Plus tôt cette année, le comité du cimetière de Grace Church a poursuivi cet héritage de préservation en entreprenant la restauration complète du monument de William Nelson (1711-1772), un leader colonial, gouverneur de Virginia, et père de Thomas Nelson Jr. La restauration a été achevée entre mars et avril 2026 par la conservatrice Ta Mara Conde de Historic Gravestone Services à New Salem, Massachusetts, et Hogg Memorial Consultants de Hayes, Virginia.

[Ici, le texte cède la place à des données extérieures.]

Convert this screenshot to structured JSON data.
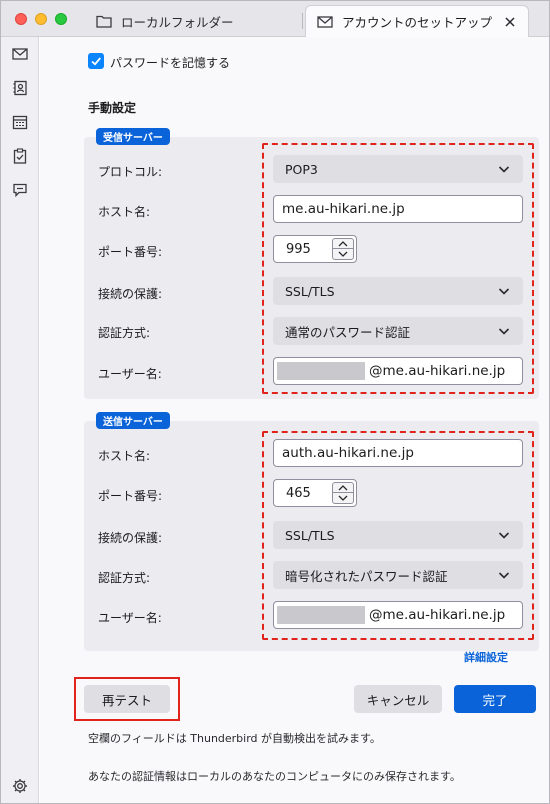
{
  "tabs": [
    {
      "label": "ローカルフォルダー",
      "icon": "folder-icon"
    },
    {
      "label": "アカウントのセットアップ",
      "icon": "mail-setup-icon"
    }
  ],
  "remember_password": {
    "label": "パスワードを記憶する",
    "checked": true
  },
  "manual": {
    "heading": "手動設定",
    "incoming": {
      "badge": "受信サーバー",
      "protocol_label": "プロトコル:",
      "protocol_value": "POP3",
      "host_label": "ホスト名:",
      "host_value": "me.au-hikari.ne.jp",
      "port_label": "ポート番号:",
      "port_value": "995",
      "security_label": "接続の保護:",
      "security_value": "SSL/TLS",
      "auth_label": "認証方式:",
      "auth_value": "通常のパスワード認証",
      "user_label": "ユーザー名:",
      "user_suffix": "@me.au-hikari.ne.jp"
    },
    "outgoing": {
      "badge": "送信サーバー",
      "host_label": "ホスト名:",
      "host_value": "auth.au-hikari.ne.jp",
      "port_label": "ポート番号:",
      "port_value": "465",
      "security_label": "接続の保護:",
      "security_value": "SSL/TLS",
      "auth_label": "認証方式:",
      "auth_value": "暗号化されたパスワード認証",
      "user_label": "ユーザー名:",
      "user_suffix": "@me.au-hikari.ne.jp"
    },
    "advanced_link": "詳細設定"
  },
  "buttons": {
    "retest": "再テスト",
    "cancel": "キャンセル",
    "done": "完了"
  },
  "notes": [
    "空欄のフィールドは Thunderbird が自動検出を試みます。",
    "あなたの認証情報はローカルのあなたのコンピュータにのみ保存されます。"
  ],
  "colors": {
    "accent": "#0a63d8",
    "highlight": "#e1241b"
  }
}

Conde a également restauré plus d'une douzaine de monuments historiques et de pierres tombales endommagés ou dégradés dans le cimetière au cours de la dernière décennie.
Le comité du cimetière de Grace Church, sous la direction du Dr David Miller, s'est également réuni en avril pour poursuivre la planification de ses efforts continus de préservation et de protection du cimetière historique. À la suite de la réunion, les membres du comité et les bénévoles de la paroisse ont participé à un atelier pratique promouvant la restauration et la préservation des pierres tombales et des monuments du cimetière, en utilisant des matériaux et des techniques approuvés par le DHR et la Veterans Administration. Ces ateliers semestriels ont été animés par Rachel Popp, conservatrice au musée du comté d'Isle of Wight à Smithfield, Virginia.


Une histoire complète de l'église Grace, préparée par Charles E. Hatch, Jr., du National Park Service pour le Colonial National Historical Park, peut être consultée en ligne ici :
Hatch, Charles E., Jr. « Grace Church : Étude générale. » Mai 1970. Historique du NPS.